TINTORETTO
(b. 1518, Venezia, d. 1594, Venezia)

Portrait of Procurator Jacopo Soranzo

c. 1550
Oil on canvas, 106 x 90 cm
Gallerie dell'Accademia, Venice

This fine example of Tintoretto's portraits is a fragment of a larger work which contains other portraits and dates from not long after the other portrayal of Jacopo Soranzo in the possession of the Castello Sforzesco in Milan. No longer governed by precepts of Renaissance portraiture this painting exemplifies, an immeddiacy of interpretation and a penetrating understanding of the psychology of the sitter.
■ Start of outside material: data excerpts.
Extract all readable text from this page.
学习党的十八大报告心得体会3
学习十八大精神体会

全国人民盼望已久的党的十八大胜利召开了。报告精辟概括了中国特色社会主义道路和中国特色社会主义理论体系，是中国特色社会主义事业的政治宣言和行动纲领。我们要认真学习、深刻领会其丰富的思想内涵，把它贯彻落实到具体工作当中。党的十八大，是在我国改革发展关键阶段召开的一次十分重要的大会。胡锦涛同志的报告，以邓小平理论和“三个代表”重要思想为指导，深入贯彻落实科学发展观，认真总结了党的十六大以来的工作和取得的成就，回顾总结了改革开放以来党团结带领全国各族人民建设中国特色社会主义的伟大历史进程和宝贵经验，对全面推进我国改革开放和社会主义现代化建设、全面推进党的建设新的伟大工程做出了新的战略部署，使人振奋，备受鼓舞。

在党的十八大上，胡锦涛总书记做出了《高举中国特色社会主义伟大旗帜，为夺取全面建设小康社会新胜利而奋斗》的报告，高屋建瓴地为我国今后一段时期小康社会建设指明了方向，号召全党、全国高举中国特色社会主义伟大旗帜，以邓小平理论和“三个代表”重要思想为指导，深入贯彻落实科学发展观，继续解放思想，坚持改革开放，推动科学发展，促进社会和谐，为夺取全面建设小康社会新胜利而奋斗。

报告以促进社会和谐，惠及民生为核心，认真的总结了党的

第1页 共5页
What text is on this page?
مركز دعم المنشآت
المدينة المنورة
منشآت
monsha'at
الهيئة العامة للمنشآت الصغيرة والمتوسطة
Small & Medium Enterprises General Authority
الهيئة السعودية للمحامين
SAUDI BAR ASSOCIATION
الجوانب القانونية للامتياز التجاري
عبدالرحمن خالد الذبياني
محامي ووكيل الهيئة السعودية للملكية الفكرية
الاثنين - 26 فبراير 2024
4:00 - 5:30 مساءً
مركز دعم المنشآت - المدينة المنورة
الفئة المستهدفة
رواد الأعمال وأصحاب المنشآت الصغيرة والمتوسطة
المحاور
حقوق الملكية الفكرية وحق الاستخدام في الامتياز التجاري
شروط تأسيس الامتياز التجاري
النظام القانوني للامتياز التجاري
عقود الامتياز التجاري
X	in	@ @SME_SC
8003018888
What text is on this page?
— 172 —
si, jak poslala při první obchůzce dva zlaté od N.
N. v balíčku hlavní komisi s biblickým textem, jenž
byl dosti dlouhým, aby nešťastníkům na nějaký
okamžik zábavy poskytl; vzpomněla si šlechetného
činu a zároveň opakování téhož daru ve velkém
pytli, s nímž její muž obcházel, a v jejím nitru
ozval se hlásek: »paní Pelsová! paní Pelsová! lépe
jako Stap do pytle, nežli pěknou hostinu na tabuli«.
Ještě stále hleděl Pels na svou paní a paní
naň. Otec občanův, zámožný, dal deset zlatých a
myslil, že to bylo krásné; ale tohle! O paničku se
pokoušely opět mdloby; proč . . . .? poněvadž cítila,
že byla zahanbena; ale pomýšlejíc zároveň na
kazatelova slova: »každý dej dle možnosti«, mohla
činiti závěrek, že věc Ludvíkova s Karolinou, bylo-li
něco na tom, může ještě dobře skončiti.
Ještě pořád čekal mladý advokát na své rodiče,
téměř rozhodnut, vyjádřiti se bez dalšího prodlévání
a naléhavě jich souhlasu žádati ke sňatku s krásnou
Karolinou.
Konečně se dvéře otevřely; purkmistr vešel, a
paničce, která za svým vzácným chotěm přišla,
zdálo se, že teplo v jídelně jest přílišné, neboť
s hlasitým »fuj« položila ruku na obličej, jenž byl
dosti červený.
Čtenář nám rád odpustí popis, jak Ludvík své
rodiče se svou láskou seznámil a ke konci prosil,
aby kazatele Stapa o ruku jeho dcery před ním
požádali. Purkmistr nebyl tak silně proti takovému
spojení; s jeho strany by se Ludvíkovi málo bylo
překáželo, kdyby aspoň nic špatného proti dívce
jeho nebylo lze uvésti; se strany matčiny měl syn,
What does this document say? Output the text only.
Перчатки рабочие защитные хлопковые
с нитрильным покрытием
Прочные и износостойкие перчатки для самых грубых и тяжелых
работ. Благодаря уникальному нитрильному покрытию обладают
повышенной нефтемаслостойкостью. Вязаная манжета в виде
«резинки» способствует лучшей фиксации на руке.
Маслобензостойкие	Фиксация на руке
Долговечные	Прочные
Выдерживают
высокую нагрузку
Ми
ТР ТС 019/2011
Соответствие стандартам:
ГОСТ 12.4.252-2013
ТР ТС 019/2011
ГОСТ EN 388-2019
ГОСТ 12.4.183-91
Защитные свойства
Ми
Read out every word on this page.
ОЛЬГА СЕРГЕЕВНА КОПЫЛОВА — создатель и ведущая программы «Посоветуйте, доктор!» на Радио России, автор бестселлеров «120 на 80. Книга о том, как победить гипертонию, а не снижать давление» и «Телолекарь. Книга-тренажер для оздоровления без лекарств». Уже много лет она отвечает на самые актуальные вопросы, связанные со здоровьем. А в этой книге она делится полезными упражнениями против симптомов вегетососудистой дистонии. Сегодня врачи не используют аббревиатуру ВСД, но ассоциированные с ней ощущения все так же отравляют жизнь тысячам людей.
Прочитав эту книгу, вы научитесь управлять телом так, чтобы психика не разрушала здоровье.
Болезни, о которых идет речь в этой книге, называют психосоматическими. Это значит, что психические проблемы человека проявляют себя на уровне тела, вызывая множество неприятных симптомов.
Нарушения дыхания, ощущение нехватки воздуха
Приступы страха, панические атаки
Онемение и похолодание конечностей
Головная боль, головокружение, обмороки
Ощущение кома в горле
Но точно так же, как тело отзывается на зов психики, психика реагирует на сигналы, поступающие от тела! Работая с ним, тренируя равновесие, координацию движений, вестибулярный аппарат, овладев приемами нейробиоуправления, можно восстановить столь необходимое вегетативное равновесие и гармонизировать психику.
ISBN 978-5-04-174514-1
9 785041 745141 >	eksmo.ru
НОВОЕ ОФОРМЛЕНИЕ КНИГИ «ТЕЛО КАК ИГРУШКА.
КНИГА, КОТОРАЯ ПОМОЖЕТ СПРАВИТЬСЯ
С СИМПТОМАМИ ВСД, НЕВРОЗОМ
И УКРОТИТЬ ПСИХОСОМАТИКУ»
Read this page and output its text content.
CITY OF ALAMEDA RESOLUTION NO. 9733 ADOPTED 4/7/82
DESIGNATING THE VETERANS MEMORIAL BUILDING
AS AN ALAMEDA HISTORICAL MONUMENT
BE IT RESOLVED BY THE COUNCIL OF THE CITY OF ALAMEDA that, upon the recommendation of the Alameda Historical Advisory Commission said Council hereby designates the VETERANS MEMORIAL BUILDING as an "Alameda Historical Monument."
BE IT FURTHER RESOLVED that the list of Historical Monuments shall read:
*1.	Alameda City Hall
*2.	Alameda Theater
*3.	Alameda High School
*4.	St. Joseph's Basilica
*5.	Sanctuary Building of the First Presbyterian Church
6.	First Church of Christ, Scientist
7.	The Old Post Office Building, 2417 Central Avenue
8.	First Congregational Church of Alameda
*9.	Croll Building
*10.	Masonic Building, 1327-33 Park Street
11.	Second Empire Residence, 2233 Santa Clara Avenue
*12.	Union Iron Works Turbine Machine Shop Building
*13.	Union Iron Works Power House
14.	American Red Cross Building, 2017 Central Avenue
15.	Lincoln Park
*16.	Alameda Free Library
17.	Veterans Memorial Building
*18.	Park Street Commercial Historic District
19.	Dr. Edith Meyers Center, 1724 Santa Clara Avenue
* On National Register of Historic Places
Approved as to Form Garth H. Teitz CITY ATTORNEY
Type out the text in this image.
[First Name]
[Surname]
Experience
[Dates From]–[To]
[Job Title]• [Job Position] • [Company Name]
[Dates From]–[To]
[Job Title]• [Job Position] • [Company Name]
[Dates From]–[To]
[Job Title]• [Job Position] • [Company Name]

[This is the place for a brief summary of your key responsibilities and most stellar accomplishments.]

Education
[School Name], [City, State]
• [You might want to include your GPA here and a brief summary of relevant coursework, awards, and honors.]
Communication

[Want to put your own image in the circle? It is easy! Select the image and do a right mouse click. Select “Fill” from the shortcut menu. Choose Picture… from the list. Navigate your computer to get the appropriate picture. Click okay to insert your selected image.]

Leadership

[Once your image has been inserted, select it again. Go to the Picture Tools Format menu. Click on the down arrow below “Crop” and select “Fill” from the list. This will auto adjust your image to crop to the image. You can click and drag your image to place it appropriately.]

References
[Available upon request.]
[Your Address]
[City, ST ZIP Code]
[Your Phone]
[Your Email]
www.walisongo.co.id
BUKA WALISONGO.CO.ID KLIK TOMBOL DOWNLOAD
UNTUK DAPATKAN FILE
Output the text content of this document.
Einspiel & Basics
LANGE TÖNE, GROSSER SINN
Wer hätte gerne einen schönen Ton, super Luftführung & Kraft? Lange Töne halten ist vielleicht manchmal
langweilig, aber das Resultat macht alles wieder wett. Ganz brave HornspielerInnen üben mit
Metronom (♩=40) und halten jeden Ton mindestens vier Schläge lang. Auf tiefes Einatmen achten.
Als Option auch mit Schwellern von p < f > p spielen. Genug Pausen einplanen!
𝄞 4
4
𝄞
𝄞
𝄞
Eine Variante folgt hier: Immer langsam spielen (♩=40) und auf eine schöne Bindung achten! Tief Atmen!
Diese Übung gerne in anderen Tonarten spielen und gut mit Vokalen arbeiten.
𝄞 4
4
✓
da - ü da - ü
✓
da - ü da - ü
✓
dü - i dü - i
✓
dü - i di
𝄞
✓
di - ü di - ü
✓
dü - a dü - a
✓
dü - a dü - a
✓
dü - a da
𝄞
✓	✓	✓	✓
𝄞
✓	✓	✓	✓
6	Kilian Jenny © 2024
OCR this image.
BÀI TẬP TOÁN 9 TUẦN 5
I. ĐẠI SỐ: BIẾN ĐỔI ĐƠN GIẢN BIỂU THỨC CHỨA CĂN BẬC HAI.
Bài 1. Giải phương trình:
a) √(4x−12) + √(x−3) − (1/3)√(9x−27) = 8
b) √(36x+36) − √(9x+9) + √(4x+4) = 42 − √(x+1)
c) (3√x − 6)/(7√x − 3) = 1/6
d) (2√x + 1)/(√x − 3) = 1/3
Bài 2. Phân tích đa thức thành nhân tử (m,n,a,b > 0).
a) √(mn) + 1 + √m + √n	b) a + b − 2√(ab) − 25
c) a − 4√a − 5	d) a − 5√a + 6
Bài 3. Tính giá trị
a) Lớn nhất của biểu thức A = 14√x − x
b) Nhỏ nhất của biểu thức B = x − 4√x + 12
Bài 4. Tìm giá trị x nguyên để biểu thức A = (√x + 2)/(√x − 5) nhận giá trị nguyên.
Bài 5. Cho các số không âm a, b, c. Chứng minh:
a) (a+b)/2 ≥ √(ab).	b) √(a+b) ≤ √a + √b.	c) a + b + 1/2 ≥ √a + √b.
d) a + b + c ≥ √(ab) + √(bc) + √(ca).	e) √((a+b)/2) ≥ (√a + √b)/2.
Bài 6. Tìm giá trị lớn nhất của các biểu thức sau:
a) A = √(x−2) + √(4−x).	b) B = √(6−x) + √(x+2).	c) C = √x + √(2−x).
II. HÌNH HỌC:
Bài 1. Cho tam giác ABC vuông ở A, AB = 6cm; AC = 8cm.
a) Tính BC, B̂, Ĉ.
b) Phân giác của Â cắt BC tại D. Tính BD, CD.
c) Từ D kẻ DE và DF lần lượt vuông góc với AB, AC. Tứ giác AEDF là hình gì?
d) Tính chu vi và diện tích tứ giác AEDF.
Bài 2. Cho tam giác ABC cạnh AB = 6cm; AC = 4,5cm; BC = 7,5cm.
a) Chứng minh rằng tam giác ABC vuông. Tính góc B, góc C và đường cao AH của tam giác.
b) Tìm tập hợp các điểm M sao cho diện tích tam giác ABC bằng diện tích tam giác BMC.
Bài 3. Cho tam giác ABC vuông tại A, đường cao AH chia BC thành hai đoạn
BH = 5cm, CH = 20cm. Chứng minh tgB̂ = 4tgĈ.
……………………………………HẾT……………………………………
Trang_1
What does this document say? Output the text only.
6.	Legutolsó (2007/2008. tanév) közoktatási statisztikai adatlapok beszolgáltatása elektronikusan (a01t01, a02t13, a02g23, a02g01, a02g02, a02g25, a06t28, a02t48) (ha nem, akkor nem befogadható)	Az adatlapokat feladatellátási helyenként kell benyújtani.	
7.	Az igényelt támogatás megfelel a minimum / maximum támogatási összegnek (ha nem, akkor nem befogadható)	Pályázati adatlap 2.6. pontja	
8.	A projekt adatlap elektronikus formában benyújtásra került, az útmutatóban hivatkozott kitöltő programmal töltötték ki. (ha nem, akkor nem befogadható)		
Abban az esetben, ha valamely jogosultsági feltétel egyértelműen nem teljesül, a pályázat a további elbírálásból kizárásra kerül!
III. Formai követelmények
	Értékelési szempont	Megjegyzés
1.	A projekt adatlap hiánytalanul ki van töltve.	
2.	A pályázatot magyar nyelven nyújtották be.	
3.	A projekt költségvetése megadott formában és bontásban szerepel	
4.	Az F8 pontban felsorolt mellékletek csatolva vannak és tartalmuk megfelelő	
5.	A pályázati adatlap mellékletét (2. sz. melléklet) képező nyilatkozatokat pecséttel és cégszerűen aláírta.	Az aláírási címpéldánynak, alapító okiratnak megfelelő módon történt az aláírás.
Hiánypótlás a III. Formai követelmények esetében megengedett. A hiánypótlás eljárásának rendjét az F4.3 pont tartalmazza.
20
In the portrait of Soranzo the brush strokes build up the features of the face with extraordinary precision, subtle effects of light evoking the leanness of the flesh, the burning eyes, the hair and beard of the subject. A sudden light forces Soranzo out of the shadow and he appears to be engaged in an intense conversation with the observer, revealing to him his innermost human and spiritual emotions. The rapid expressionistic way in which the character is conveyed is very different from the idealized dignity which Titian confers upon his powerful contemporaries in his portraits of them.

Soranzo was to die in the following year, but his shrewd, dignified old age is unclouded by dark forebodings.